On Wednesday, research firm International Data Corp said Apple would shed market share in the tablet computer space for all of 2012, with consumers favoring devices that run on Google's Android platform instead of Apple's popular iPad product line.
Apple's worldwide tablet market share would slip to 53.8 percent in 2012 from 56.3 percent in 2011, while Android products would increase their share to 42.7 percent from 39.8 percent, IDC said.
Separately, Nokia is to partner with China Mobile, the world's biggest mobile operator, in a sales deal that will give the Finnish company an opportunity to win back Chinese market share from Apple's iPhone.
"This is not going to be a short-term trend.
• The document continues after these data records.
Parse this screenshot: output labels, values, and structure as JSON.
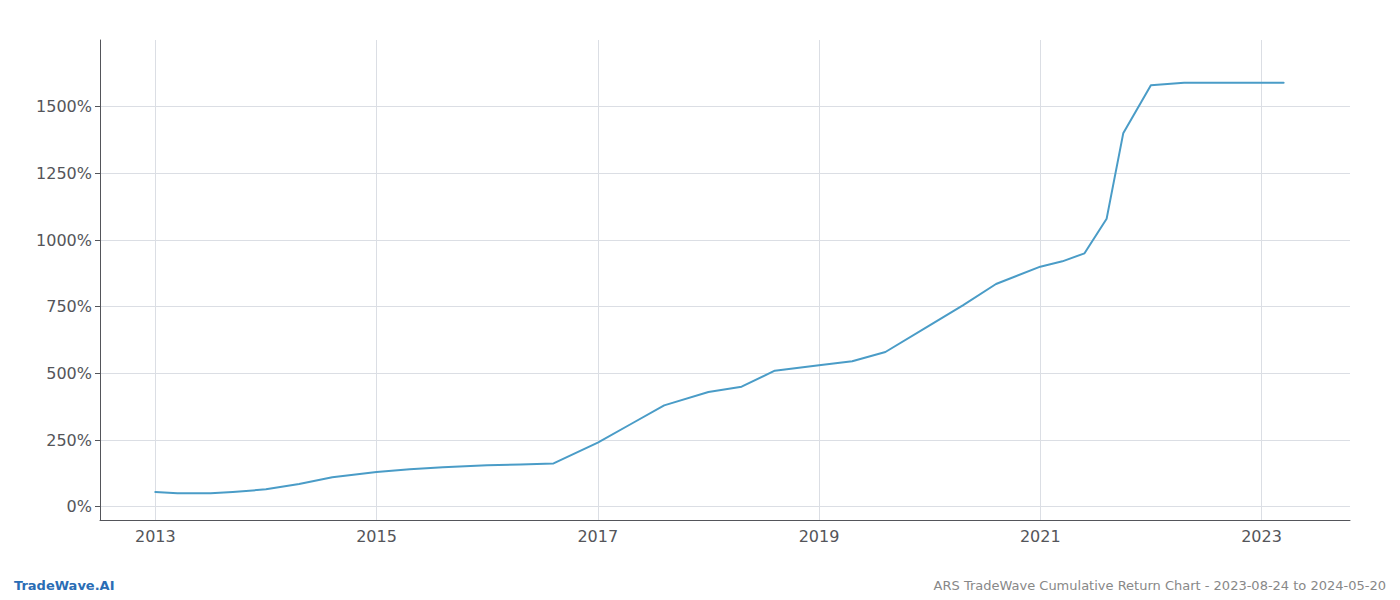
{
  "chart_data": {
    "type": "line",
    "x": [
      2013.0,
      2013.2,
      2013.5,
      2013.7,
      2014.0,
      2014.3,
      2014.6,
      2015.0,
      2015.3,
      2015.6,
      2016.0,
      2016.3,
      2016.6,
      2017.0,
      2017.3,
      2017.6,
      2018.0,
      2018.3,
      2018.6,
      2019.0,
      2019.3,
      2019.6,
      2020.0,
      2020.3,
      2020.6,
      2021.0,
      2021.2,
      2021.4,
      2021.6,
      2021.75,
      2022.0,
      2022.3,
      2022.6,
      2022.9,
      2023.0,
      2023.2
    ],
    "values": [
      55,
      50,
      50,
      55,
      65,
      85,
      110,
      130,
      140,
      148,
      155,
      158,
      162,
      240,
      310,
      380,
      430,
      450,
      510,
      530,
      545,
      580,
      680,
      755,
      835,
      900,
      920,
      950,
      1080,
      1400,
      1580,
      1590,
      1590,
      1590,
      1590,
      1590
    ],
    "color": "#4a9cc7",
    "xlim": [
      2012.5,
      2023.8
    ],
    "xticks": [
      2013,
      2015,
      2017,
      2019,
      2021,
      2023
    ],
    "ylim": [
      -50,
      1750
    ],
    "yticks": [
      {
        "value": 0,
        "label": "0%"
      },
      {
        "value": 250,
        "label": "250%"
      },
      {
        "value": 500,
        "label": "500%"
      },
      {
        "value": 750,
        "label": "750%"
      },
      {
        "value": 1000,
        "label": "1000%"
      },
      {
        "value": 1250,
        "label": "1250%"
      },
      {
        "value": 1500,
        "label": "1500%"
      }
    ],
    "grid": true,
    "annotations": [
      "TradeWave.AI",
      "ARS TradeWave Cumulative Return Chart - 2023-08-24 to 2024-05-20"
    ]
  }
}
This is a management test, of how well they can perform without (deceased former chief executive) Steve Jobs," said Battle.
Referring to one of Apple's most recent product launches, a version of the iPad that was smaller but not a new product category, Battle said Apple would need "another home run" for shares to return to levels around $700.
"They need another new product that hits it out of the park. Without that, they could get a gradual grind-down in confidence," he said.
Some analysts suggested that investors also sold shares of Apple amid uncertainty over ongoing fiscal negotiations in Washington. If no agreement is reached on the issue, higher taxes on dividends and capital gains are possible in 2013. That has prompted some investors to lock in profits now, particularly on a stock like Apple, which has posted gains of at least 25 percent for four consecutive years.
Tax selling "can take a life of its own," said Tim Ghriskey, chief investment officer of Solaris Group in Bedford Hills, New York.
"Some taxable investors take the gains, that creates some negative momentum, institutional investors are heavily weighted the stock and reduce exposure."